Atoms enter in state \(\vert 0\rangle\). The first apparatus measures \(\hat Z\) and keeps only the \(+1\) branch; the second measures \(\hat X\) and keeps only the \(-1\) branch; the third measures \(\hat Z\) but has no filter — every atom that reaches it is measured and recorded.

(a) Compute the surviving fraction of the original beam after each apparatus.

(b) What is the final state of an atom that makes it all the way through? Give both possible outcomes of the final \(\hat Z\) measurement and their conditional probabilities.

(c) A naive analysis multiplies the Born-rule outcome probabilities at every stage, obtaining \(1 \times \tfrac{1}{2} \times \tfrac{1}{2} = \tfrac{1}{4}\) for the surviving fraction. Identify the error in this analysis, and explain in one sentence the difference between a filter (post-selects a branch, discarding the rest) and a measurement (records the outcome on every atom but discards none).

Solution.

(a) Stage 1 — \(\hat Z\) measurement + filter \(+1\) on \(\vert 0\rangle\): \(P(+1) = 1\), every atom passes.
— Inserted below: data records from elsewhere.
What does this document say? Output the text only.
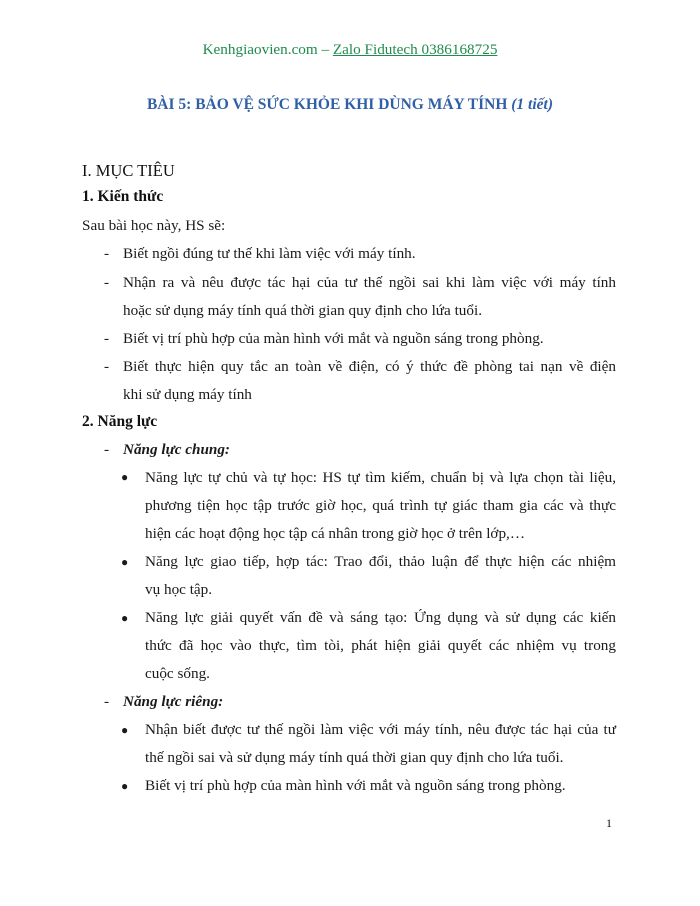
Kenhgiaovien.com – Zalo Fidutech 0386168725
BÀI 5: BẢO VỆ SỨC KHỎE KHI DÙNG MÁY TÍNH (1 tiết)
I. MỤC TIÊU
1. Kiến thức
Sau bài học này, HS sẽ:
- Biết ngồi đúng tư thế khi làm việc với máy tính.
- Nhận ra và nêu được tác hại của tư thế ngồi sai khi làm việc với máy tính
hoặc sử dụng máy tính quá thời gian quy định cho lứa tuổi.
- Biết vị trí phù hợp của màn hình với mắt và nguồn sáng trong phòng.
- Biết thực hiện quy tắc an toàn về điện, có ý thức đề phòng tai nạn về điện
khi sử dụng máy tính
2. Năng lực
- Năng lực chung:
● Năng lực tự chủ và tự học: HS tự tìm kiếm, chuẩn bị và lựa chọn tài liệu,
phương tiện học tập trước giờ học, quá trình tự giác tham gia các và thực
hiện các hoạt động học tập cá nhân trong giờ học ở trên lớp,…
● Năng lực giao tiếp, hợp tác: Trao đổi, thảo luận để thực hiện các nhiệm
vụ học tập.
● Năng lực giải quyết vấn đề và sáng tạo: Ứng dụng và sử dụng các kiến
thức đã học vào thực, tìm tòi, phát hiện giải quyết các nhiệm vụ trong
cuộc sống.
- Năng lực riêng:
● Nhận biết được tư thế ngồi làm việc với máy tính, nêu được tác hại của tư
thế ngồi sai và sử dụng máy tính quá thời gian quy định cho lứa tuổi.
● Biết vị trí phù hợp của màn hình với mắt và nguồn sáng trong phòng.
1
Surviving fraction: \(1\). State remains \(\vert 0\rangle\).

Stage 2 — \(\hat X\) measurement + filter \(-1\) on \(\vert 0\rangle\): writing \(\vert 0\rangle = \tfrac{1}{\sqrt 2}(\vert+\rangle + \vert-\rangle)\), the \(-1\) branch has \(P(-1) = \tfrac{1}{2}\). Half the atoms pass. Surviving fraction so far: \(\tfrac{1}{2}\). State of survivors: \(\vert-\rangle\).

Stage 3 — \(\hat Z\) measurement, no filter: every survivor is measured but none is discarded. Surviving fraction unchanged: \(\tfrac{1}{2}\).
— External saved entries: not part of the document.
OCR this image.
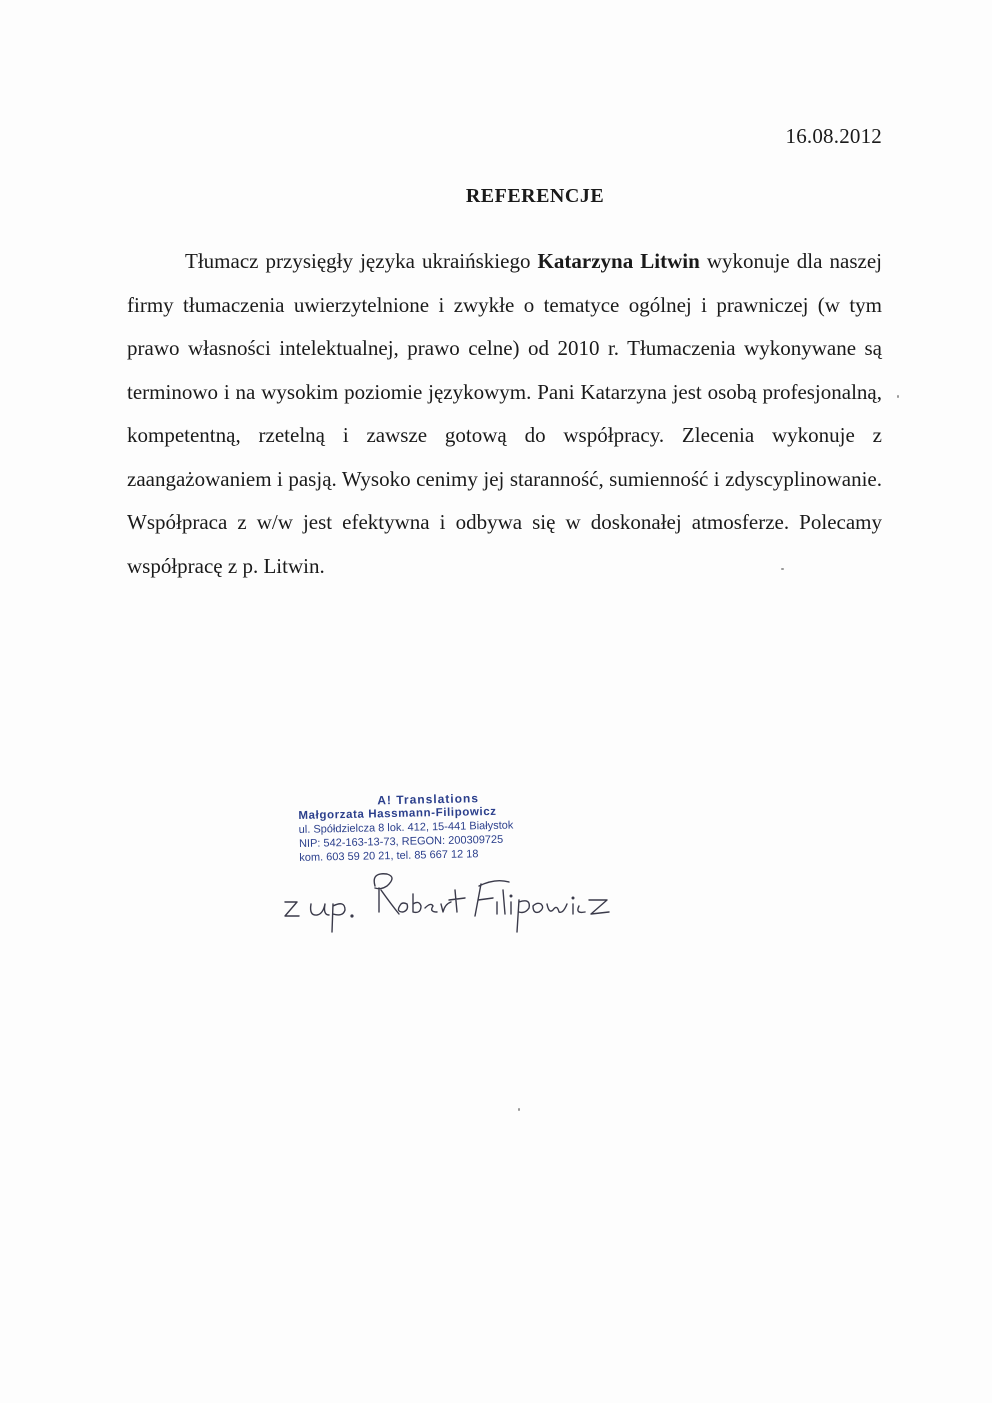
16.08.2012
REFERENCJE

Tłumacz przysięgły języka ukraińskiego Katarzyna Litwin wykonuje dla naszej firmy tłumaczenia uwierzytelnione i zwykłe o tematyce ogólnej i prawniczej (w tym prawo własności intelektualnej, prawo celne) od 2010 r. Tłumaczenia wykonywane są terminowo i na wysokim poziomie językowym. Pani Katarzyna jest osobą profesjonalną, kompetentną, rzetelną i zawsze gotową do współpracy. Zlecenia wykonuje z zaangażowaniem i pasją. Wysoko cenimy jej staranność, sumienność i zdyscyplinowanie. Współpraca z w/w jest efektywna i odbywa się w doskonałej atmosferze. Polecamy współpracę z p. Litwin.

A! Translations
Małgorzata Hassmann-Filipowicz
ul. Spółdzielcza 8 lok. 412, 15-441 Białystok
NIP: 542-163-13-73, REGON: 200309725
kom. 603 59 20 21, tel. 85 667 12 18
(b) Among the \(\tfrac{1}{2}\) of atoms that arrived at Stage 3 in state \(\vert-\rangle = \tfrac{1}{\sqrt 2}(\vert 0\rangle - \vert 1\rangle)\):

\[ P(+1) = \vert\langle 0\vert-\rangle\vert^2 = \tfrac{1}{2}, \qquad P(-1) = \vert\langle 1\vert-\rangle\vert^2 = \tfrac{1}{2}. \]

Each survivor ends in \(\vert 0\rangle\) or \(\vert 1\rangle\) with equal probability — a coin flip in the final \(\hat Z\) readout. The original \(1\)\(0\) certainty in the \(\hat Z\) outcome at Stage 1 has been completely erased by the intervening \(\hat X\) measurement.

(c) The naive \(\tfrac{1}{4}\) comes from multiplying Stage 3’s \(P(+1) = \tfrac{1}{2}\) into the survival count as if it were a third filter. It is not: Stage 3 is a measurement only — every atom that reaches it is recorded, not discarded. A filter applies the Born rule to compute a survival probability (atoms are physically thrown away); a measurement applies the Born rule to compute an outcome probability (every atom continues, but the state collapses). The two operations share the same probability formula but differ in whether atoms exit the beam — and the surviving fraction multiplies the filter probabilities only.

The lesson: be careful which apparatus is a filter and which is a bare measurement. Sequential Born-rule probabilities give survival fractions only when every stage post-selects; otherwise the unfiltered stage contributes \(\times 1\) to the survival count, with its Born-rule split describing only the outcome distribution among the survivors.